Input: standard input

Output: standard output

Time Limit: 2 seconds

Many new buildings are under construction on the campus of the University of Waterloo. The university has hired bricklayers, electricians, plumbers, and a computer programmer. A computer programmer? Yes, you have been hired to ensure that each building is
connected to every other building (directly or indirectly) through the campus network of communication cables.

We will treat each building as a point specified by an x-coordinate and a y-coordinate. Each communication cable connects exactly two buildings, following a straight line between the buildings. Information travels along a cable in both directions. Cables
can freely cross each other, but they are only connected together at their endpoints (at buildings).

You have been given a campus map which shows the locations of all buildings and existing communication cables. You must not alter the existing cables. Determine where to install new communication cables so that all buildings are connected. Of course, the
university wants you to minimize the amount of new cable that you use.

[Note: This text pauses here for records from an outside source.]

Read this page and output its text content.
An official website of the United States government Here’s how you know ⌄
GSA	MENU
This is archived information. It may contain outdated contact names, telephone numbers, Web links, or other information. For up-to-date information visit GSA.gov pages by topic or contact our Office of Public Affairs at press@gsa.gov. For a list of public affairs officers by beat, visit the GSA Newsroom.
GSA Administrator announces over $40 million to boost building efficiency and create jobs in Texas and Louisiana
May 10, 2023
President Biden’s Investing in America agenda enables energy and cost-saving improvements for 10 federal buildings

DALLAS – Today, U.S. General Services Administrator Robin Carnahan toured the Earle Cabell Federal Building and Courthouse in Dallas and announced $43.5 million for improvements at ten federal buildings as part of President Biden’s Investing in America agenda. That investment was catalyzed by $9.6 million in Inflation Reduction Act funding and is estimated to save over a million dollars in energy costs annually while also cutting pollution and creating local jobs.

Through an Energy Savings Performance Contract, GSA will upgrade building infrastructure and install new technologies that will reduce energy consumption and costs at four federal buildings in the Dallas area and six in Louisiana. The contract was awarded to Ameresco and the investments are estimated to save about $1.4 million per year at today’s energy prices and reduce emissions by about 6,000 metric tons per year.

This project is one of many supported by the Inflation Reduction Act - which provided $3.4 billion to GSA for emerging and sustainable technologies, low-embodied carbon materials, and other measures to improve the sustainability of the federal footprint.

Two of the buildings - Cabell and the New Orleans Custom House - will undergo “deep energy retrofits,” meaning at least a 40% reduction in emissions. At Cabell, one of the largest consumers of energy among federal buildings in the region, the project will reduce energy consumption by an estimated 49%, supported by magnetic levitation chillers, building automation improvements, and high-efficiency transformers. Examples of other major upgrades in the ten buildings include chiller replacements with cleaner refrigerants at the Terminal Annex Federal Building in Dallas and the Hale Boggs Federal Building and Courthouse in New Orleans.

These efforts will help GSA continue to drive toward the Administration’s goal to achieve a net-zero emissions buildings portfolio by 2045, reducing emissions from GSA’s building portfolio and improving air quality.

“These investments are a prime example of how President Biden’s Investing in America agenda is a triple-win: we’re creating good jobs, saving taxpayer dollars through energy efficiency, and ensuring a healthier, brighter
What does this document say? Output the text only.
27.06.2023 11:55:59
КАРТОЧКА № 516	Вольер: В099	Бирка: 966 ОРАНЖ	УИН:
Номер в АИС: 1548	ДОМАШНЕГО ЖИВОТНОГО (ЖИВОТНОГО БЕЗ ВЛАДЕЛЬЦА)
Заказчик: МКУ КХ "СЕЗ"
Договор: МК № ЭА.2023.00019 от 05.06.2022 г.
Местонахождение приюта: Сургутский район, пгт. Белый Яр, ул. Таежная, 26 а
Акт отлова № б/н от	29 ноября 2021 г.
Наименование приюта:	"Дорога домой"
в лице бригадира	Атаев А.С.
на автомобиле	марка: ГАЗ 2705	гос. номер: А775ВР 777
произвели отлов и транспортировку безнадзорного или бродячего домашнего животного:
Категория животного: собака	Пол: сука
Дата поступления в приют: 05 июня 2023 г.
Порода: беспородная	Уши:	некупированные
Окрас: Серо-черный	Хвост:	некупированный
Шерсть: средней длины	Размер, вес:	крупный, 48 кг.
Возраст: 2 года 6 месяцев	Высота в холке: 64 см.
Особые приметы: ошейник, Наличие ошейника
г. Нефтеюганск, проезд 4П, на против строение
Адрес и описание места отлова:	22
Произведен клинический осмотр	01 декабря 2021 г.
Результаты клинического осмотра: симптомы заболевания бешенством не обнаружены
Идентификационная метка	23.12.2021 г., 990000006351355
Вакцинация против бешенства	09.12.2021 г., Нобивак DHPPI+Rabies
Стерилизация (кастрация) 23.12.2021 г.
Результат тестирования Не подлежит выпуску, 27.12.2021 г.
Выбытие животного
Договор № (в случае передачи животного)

Fig: University of Waterloo Campus

 

Input

The input file describes several test case.  The description of each test case is given below:

The first line of each test case contains the number of buildings N (1<=N<=750). The buildings are labeled from 1 to N. The next Nlines give the x and y coordinates
of the buildings. These coordinates are integers with absolute values at most 10000. No two buildings occupy the same point. After that there is a line containing the number of existing cables M (0 <= M <= 1000) followed byM lines
describing the existing cables. Each cable is represented by two integers: the building numbers which are directly connected by the cable. There is at most one cable directly connecting each pair of buildings.

Output

For each set of input, output in a single line the total length of the new cables that you plan to use, rounded to two decimal places.

Sample Input

4

103 104

104 100

104 103

100 100

1

4 2

4

103 104

104 100

104 103

100 100

1

4 2

Sample Output

4.41

4.41